Comparative Example 3 Organic light emission was performed in the same manner as in Example 2 except that coumarin 6 was used instead of the tris (2-phenylpyridine) iridium complex as the ortho-metalated complex. An element was manufactured, and the same evaluation as in Example 2 was performed. The results are shown in Table 1. In Comparative Example 3, both the luminous efficiency and the luminous luminance were low because the ortho-metalated complex was not used in the luminescent layer.

[0083]

[Table 1]

[0084]

According to the present invention, the above-mentioned problems in the prior art can be solved and can be effectively used for a full-color display, a surface light source such as a backlight, a light source array such as a printer, etc., and a triplet exciton can be effectively used.
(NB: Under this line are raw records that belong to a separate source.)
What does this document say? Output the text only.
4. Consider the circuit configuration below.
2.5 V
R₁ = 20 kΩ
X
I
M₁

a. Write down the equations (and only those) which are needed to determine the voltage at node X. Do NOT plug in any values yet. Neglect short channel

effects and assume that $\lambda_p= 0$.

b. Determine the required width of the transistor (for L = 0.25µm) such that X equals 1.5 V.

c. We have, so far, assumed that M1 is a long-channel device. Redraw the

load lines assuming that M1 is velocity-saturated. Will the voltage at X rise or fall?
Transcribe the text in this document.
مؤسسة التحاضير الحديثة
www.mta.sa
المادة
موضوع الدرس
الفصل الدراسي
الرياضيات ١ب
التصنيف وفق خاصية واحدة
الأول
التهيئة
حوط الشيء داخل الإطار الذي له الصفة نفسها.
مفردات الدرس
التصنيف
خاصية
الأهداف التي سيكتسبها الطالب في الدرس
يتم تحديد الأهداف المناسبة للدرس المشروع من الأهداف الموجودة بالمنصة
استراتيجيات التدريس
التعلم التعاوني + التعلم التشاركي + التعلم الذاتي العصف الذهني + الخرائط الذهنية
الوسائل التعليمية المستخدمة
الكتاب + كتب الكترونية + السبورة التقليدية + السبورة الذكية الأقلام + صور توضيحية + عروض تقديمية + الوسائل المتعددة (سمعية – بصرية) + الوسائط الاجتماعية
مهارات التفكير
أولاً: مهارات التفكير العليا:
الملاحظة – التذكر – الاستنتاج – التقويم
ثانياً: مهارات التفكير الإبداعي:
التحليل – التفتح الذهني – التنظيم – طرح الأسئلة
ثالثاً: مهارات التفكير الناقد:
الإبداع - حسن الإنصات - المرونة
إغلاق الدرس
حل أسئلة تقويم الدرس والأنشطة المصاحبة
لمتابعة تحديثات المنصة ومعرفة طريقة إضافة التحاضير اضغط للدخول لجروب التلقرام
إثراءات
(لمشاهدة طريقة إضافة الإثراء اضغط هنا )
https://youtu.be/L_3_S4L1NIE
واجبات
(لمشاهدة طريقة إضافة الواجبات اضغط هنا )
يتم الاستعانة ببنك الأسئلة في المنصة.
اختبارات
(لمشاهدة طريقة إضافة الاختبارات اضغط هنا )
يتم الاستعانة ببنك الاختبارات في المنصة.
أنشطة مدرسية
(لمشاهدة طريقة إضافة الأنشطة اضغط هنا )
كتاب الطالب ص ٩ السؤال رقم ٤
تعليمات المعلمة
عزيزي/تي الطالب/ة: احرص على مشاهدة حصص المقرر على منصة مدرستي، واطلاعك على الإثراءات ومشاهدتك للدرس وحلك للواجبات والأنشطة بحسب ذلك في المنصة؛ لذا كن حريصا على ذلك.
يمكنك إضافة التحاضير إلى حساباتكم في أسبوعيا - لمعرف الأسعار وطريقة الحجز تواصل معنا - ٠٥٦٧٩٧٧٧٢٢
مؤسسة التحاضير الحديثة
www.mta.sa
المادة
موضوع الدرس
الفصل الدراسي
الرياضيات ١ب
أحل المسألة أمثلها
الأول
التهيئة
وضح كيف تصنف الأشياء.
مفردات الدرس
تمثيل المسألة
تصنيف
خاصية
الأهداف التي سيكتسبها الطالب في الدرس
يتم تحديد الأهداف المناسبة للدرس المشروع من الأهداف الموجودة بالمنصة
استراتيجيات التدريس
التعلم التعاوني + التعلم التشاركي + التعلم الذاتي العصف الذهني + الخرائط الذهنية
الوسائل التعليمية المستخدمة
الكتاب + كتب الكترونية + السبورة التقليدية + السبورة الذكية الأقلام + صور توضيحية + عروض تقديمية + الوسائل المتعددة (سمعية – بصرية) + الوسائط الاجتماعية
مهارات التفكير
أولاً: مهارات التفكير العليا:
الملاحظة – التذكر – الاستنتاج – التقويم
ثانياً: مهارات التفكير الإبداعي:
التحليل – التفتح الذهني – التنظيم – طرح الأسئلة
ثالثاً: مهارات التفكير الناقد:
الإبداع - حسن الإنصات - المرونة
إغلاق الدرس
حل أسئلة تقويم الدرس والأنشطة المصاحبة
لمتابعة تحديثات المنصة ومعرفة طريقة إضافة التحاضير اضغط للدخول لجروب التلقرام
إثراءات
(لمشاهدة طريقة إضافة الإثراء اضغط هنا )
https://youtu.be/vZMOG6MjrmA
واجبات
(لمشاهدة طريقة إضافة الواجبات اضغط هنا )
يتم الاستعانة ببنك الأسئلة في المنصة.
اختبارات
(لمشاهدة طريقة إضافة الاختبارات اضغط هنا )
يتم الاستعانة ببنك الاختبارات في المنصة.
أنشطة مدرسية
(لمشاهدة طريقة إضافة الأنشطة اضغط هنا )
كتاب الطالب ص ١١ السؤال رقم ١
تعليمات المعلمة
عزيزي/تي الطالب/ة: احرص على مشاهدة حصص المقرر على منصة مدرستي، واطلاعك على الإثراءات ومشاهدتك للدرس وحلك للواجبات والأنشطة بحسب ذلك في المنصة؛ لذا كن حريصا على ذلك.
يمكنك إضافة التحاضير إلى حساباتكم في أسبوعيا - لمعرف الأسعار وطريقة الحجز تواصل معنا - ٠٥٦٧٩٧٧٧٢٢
Thus, it is possible to provide an organic light-emitting element that can be easily manufactured at low cost with high luminance, extremely high luminous efficiency, large area, and low cost.

Claims (5)

[Claims] A transparent electrode, an organic compound layer, and a back electrode are laminated on a base material. The organic compound layer comprises a hole transport layer containing a hole transport material, an orthometalated complex, and an electron transport layer. An organic light-emitting device comprising: a light-emitting layer containing a material. 2. An electron affinity (Eap) of a hole transport material,
The electron affinity (Eae) of the electron transporting material is expressed by the following equation (Ea).
e)-(Eap) ≧ 0.5 (eV).
3. The organic light-emitting device according to item 1. 3. The organic light-emitting device according to claim 1, wherein the ortho-metalated complex is an iridium complex. 4. The organic light emitting device according to claim 1, wherein the light emitting layer contains a host compound. 5. The organic light emitting device according to claim 1, wherein the organic compound layer is formed by a wet film forming method.